Despite a certain amount of tolerance for less than smooth delivery of our goods, perhaps what diminishes our satisfaction with the benefits of online shopping is a delivery that turns into a real hassle, often involving phone calls and a trip to pick up the parcel. Instead, wouldn't it be great to have a drone deliver your package directly to you at your convenience, guided perhaps by your mobile phone?

Although an urban sky filled with drones seems like pure science fiction, delivery drones are now being tested by major delivery companies across the world. Drone delivery systems are being envisioned in major cities, such as Dubai, which believe that technological and economic cases are coming together to make drones a feasible, efficient and green option for e-commerce delivery. Could delivery drones be a solution to at least part of the logistics conundrum that is needed to help sustain the e-commerce boom in China?

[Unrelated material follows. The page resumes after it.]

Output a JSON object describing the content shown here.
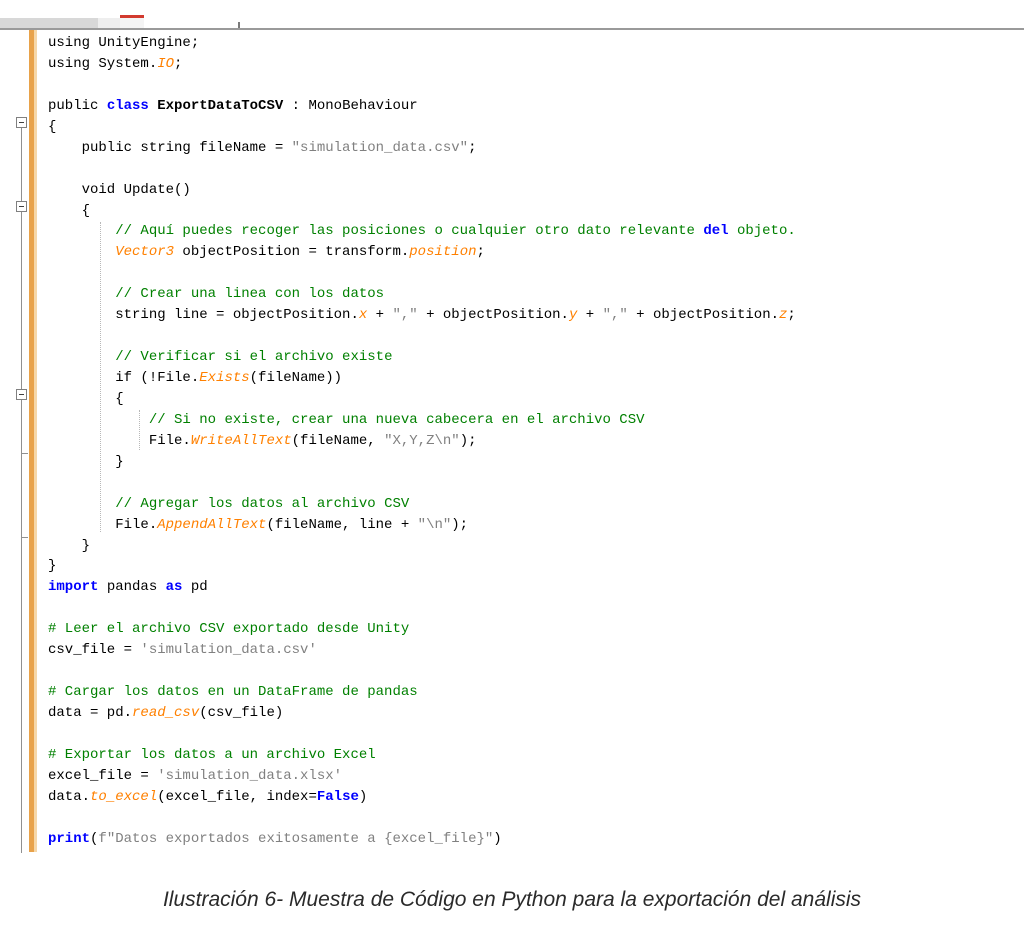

Drone technology is developing exponentially but there are social and civil issues involved as much, if not more, than technological ones. For example, there are questions over whether the public will accept multiple drones in the sky over major cities.

Regulatory frameworks will be needed to control the headspace over major cities and there is plenty of humor generated from the potential for mischief making, such as intervening with drones in flight or stealing the drone and delivery. Yet tech savvy customers now want a more personalized shopping experience together with the kind of 24x7 convenience of ATMs. Better delivery services would also benefit online sellers by generating higher sales.

For delivery services, aerial drones could offer a great new tool. For the e-commerce boom to continue in China, the delivery services need to improve to handle peak demand and offer high quality immediacy. For instance, peak seasons for retail sales have proved a major problem for delivery companies in China. Nov 11, 2013, saw a huge peak in business on Taobao, one of the largest e-retailer platforms in China, with overall sales crossing 19 billion yuan ($3.04 billion) and the total number of transactions exceeding 100 million.